Пал Карои подхватил вспыхнувшее смуглым румянцем счастье на руки и уверенно – не знаешь, нипочем не скажешь, что господарь слеп, – понес в спальню. Под ноги молодым полетели цветы калины и листья папоротника. Громко заголосили подружки невесты, оплакивая потерю, а Миклош Мекчеи не мог отвести взгляда от черной головки в белом венке, спрятавшейся на груди высокого седого витязя. Она его любит, а он ее, и с этим ничего не поделать, будь ты хоть четырежды красавец и наследник престола!
Громко хлопнула увитая зеленью дверь, повскакавшие с мест гости плюхались назад, хватались за кубки. Виночерпии сбились с ног, Миклош пил вместе со всеми и больше всех, но отчего-то не пьянел.
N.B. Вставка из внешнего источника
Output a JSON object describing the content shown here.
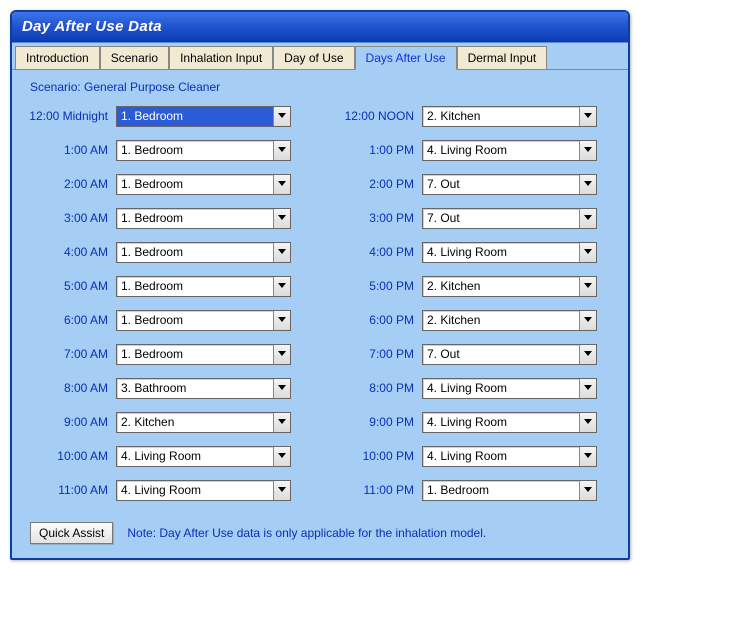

– З-ззздоровье молод-дддых, – выкрикнул раскрасневшийся Габор, – сына им… хорошего… К Седой ночке.
– Погоди с сыном, – цыкнул кто-то, сбросивший из-за жары доломан, – пускай наиграются… Для начала!
– Оно так, – важно кивнул Габор. – Сначала ц-ццветочки… Потом яб-бблочки.
Миклош, чудом не подавившись, проглотил тюрегвизе[8], тут же вновь протянул больше похожую на кубок стопку, которую не замедлили наполнить, но голова, как на грех, оставалась ясной. Габор с приятелем продолжали гадать о том, что творится в спальне, и вспоминать собственные подвиги. Миклош с досадой отвернулся и увидел на высоком стрельчатом окне давешнюю девчонку. Черноглазое чудо, волосы которого украшал такой же венок, как у невесты, разулыбалось, замахало ручонками, и тут до витязя дошло, что малышка как две капли воды похожа на Барболку. Неужто сестры? А он-то думал, молодая господарка – сирота.
– Ты чего? – Янчи с немалой силой ткнул друга в бок. – Луны не видал?
– Да там малявка эта, – Миклош протянул стопку, – налей!
– Кто? – не понял Янчи, но налил.
– Та, чернявая, что у речки была, на окне сидит.
– А я думал, ты не пьяный, – удивился Янош. – Нет там никого, на такую высь разве что кошка заберется или воробей залетит.
Миклош обернулся, побратим был прав: на окне никого не было. Значит, он и впрямь напился… Ну и правильно, что делать на чужой свадьбе? Только пить.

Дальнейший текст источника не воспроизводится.